The keyword essay on “body” explains that in children’s literature the body is often turned into a material frame for the child. The body becomes a material thing that children focus on. Society sexualizes children’s bodies and represents there innocence and vulnerability as being “sexy”. Body image is a very central aspect of a young girls’ development and comes about when the girl begins to think of her body as a material thing. As culture continually sexualizes the child body and tells young girls particularity what is a beautiful or even sexy, young girls begin to develop ideas around their own body and how they view themselves. In Toni Morrison’s, The Bluest Eye, we can observe the keyword essay on “body” to be acting in multiple ways. First, the girls in The Bluest Eye seem to connect their body and sexuality in an odd idea of being able to ruin your body with the loss of virginity. In addition, Pecola has a very negative view of her body and is always longing to look like Shirley Temple on her cup and have blue eyes. Third, Penola’s body is sexualized throughout the novel by the start of her period and rape of her father who sexually longed for this young girl. Her innocence was appealing and even sexy to him. At the conclusion of the novel, Pecola convinces herself that she has blue eyes as a way to cope with her longing to be different and the severe hardship she has faced in life. Pecola has a distorted body image because she longs for a body that society tells her is beautiful.

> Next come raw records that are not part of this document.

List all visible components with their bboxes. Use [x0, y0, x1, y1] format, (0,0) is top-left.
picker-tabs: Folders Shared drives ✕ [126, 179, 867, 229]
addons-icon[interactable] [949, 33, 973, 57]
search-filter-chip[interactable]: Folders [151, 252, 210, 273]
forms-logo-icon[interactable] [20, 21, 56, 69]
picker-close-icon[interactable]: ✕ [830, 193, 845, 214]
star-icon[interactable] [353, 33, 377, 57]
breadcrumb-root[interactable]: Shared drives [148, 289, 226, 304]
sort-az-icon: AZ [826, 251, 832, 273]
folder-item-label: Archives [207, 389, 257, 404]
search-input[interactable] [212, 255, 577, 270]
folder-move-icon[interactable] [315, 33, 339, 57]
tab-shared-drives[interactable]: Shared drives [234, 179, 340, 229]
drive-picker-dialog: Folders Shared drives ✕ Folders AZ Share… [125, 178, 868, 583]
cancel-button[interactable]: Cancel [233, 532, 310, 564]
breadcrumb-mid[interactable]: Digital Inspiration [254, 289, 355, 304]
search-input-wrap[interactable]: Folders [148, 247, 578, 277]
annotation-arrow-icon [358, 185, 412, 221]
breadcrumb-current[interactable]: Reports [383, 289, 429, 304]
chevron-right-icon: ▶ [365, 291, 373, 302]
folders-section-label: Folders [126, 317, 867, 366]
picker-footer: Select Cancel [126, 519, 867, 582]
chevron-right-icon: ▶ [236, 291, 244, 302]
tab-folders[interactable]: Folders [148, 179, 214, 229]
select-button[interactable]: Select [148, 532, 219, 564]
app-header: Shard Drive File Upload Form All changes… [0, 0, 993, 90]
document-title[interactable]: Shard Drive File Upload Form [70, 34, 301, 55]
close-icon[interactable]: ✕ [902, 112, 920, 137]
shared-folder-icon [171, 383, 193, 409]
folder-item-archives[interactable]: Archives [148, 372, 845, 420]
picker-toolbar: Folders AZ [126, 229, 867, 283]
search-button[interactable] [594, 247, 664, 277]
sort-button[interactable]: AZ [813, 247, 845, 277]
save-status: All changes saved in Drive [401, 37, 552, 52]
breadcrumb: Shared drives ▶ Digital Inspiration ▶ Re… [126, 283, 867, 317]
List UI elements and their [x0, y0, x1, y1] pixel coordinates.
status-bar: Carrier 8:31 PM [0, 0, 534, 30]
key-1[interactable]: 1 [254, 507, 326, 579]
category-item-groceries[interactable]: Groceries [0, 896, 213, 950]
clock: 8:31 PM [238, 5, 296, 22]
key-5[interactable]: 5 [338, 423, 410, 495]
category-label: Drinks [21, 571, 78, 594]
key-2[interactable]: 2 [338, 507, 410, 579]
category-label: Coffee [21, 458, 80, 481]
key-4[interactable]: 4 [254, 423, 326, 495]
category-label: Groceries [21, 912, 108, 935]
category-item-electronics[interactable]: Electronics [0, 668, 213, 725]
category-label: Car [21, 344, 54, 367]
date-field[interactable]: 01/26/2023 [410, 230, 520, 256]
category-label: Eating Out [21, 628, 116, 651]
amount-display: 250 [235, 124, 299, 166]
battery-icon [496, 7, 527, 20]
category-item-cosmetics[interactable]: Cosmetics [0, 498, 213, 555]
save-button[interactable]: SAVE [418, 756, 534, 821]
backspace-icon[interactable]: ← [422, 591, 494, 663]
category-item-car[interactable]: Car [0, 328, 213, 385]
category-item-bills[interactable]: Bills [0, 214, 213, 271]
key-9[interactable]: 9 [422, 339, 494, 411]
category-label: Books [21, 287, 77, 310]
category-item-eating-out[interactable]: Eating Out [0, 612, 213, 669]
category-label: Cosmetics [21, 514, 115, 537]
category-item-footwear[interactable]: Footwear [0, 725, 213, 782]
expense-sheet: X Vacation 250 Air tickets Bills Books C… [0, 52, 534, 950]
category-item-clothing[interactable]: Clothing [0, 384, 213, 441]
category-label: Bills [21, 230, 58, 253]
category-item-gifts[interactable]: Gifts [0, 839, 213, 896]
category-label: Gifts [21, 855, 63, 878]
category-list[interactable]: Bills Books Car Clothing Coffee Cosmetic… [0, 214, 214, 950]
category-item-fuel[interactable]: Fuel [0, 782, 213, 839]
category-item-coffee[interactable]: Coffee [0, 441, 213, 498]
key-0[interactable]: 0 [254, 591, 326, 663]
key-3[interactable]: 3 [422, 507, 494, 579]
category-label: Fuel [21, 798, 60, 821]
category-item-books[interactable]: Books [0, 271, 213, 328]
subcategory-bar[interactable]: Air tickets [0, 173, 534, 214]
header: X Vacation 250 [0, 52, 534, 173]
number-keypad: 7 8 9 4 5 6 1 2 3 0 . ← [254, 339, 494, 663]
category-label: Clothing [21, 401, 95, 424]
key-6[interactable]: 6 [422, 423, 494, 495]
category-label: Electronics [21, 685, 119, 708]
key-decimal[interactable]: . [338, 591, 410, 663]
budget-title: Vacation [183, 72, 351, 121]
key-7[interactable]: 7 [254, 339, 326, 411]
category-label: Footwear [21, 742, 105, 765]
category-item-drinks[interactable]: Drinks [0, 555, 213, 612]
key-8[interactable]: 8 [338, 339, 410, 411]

Body image is a similar struggle for all developing girls throughout multiple time periods. In model Cameron Russell’s TED talk about body image, she shares that the body and how people view you is a very powerful thing. She highlights how society constructs the idea of what is worthy and girls are prompted or forced to conform to the ideal standard of beauty. Body image would not be as big of an issue for girls if society and media did not construct what the beautiful and ideal body is. Cameron also speaks to the fact that her whiteness is valued and seen as beautiful and sexy in her industry. Cameron remarks that, “For the past two centuries we have defined beauty not just as health, youth and symmetry that we are programmed to admire. But also as tall slender figures and femininity and white skin.” In 2007 models on the runway were counted and less that 4% were not white. Our culture has created a legacy of what beauty is and constructed the idea that our outward body is extremely important to who we are. Lastly, Cameron speaks to the reality that young girls are very often sexualized in the modeling industry and society in general. She was taking racy photos for magazines before her first period or even boyfriend.
Both Pecola’s views of beauty in The Bluest Eye and Cameron Russell’s talk on body image as a model, show that the sexualization and materialization of children’s bodies lead to distinct messages that children and young girls have about their bodies. The image that girls hold about there body is a powerful part of their development.